Patterns for "data-only" Rails migrations

How do you manage data migrations that do not fill on those constrains?

One case I had recently:

I had a field with 2 possible values per user that for different reasons we had to transform on a table that had around 3-4 rows per group of users.

That transformation was not trivial and not only needed to go through some complicated business logic, it also needed to emit some notification events in the process for things like trazability, etc…

In my experience runnning those within schema migrations becomes problematic pretty soon as your data grows and in some cases it might even become a danger depending on your deploy strategy.

The solutions I’ve seen so far for these cases (and on different companies) where just ad-hoc scripts that somebody ran like bundle exec ruby some_script.rb on the production server or in the best of the cases a rake task.

Don’t get me wrong, I’m not saying this is wrong either. But I wonder which other tools we could have around processes like this that helped us make it easier… I’m also not sure it fits into Rails.

Some of the things I’m talking to and that I think a better data migration tooling would provide:

  1. Specific Instrumentation: Having things like DataDog or NewRelic just hooking into the instrumentation support for Rails is amazing, saves time and headaches and makes issues easier to solve. I miss having this without having to solve it on my own.
  2. User input capabilities. I’ve found in more than one case that I wanted to do things like: If we reach this case I would like to be able to stop, and ask some domain expert before continuing.
  3. Notifications. Summaries with the actions that have been done, the tame it has taken or the human interventions.
  4. Versions. Kind of what you get with rails db:migrate:status but for data migrations (there are some gems that do this already I think.
  5. Good output by default. Knowing how long the process will take or how much of the things I need to migrate have already been migrated.
  6. Testability: I’d love to have a super simple way to write specific fixtures that I could use to write tests for these cases (or to test them manually)
  7. Disposability: Many of those are just there to be run once and after some time they can be disposed and that should also easily dispose of their tests and fixtures.
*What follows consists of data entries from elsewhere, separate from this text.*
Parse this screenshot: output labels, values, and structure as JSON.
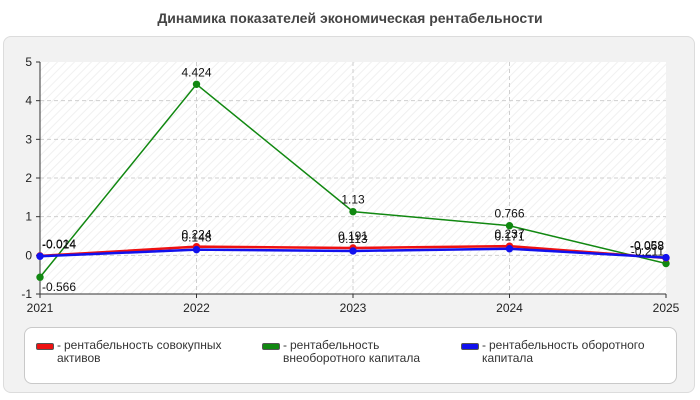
{
  "chart_data": {
    "type": "line",
    "title": "Динамика показателей экономическая рентабельности",
    "x": [
      "2021",
      "2022",
      "2023",
      "2024",
      "2025"
    ],
    "ylim": [
      -1,
      5
    ],
    "yticks": [
      "-1",
      "0",
      "1",
      "2",
      "3",
      "4",
      "5"
    ],
    "grid": true,
    "legend_position": "bottom",
    "series": [
      {
        "name": "рентабельность совокупных активов",
        "color": "#ee1111",
        "values": [
          -0.014,
          0.224,
          0.191,
          0.237,
          -0.068
        ],
        "labels": [
          "-0.014",
          "0.224",
          "0.191",
          "0.237",
          "-0.068"
        ]
      },
      {
        "name": "рентабельность внеоборотного капитала",
        "color": "#118811",
        "values": [
          -0.566,
          4.424,
          1.13,
          0.766,
          -0.211
        ],
        "labels": [
          "-0.566",
          "4.424",
          "1.13",
          "0.766",
          "-0.211"
        ]
      },
      {
        "name": "рентабельность оборотного капитала",
        "color": "#1111ee",
        "values": [
          -0.024,
          0.148,
          0.113,
          0.171,
          -0.058
        ],
        "labels": [
          "-0.024",
          "0.148",
          "0.113",
          "0.171",
          "-0.058"
        ]
      }
    ]
  }
}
Again, I’m sure that for many, many cases nothing will beat a well written SQL query. But for the more complicated cases, the ones in which you need to scale up your solution. How do others manage beyond schema migrations? Does this not exist on rails world because it is not sucha common itch? Does it exist but I’m not aware of it? Would somebody else like to join if I decided to build it?

I’m also not sure that something like this should be supported by Rails but the topic was here and I couldn’t resist asking just in case.

PS: Thanks everybody for the May Of WTF!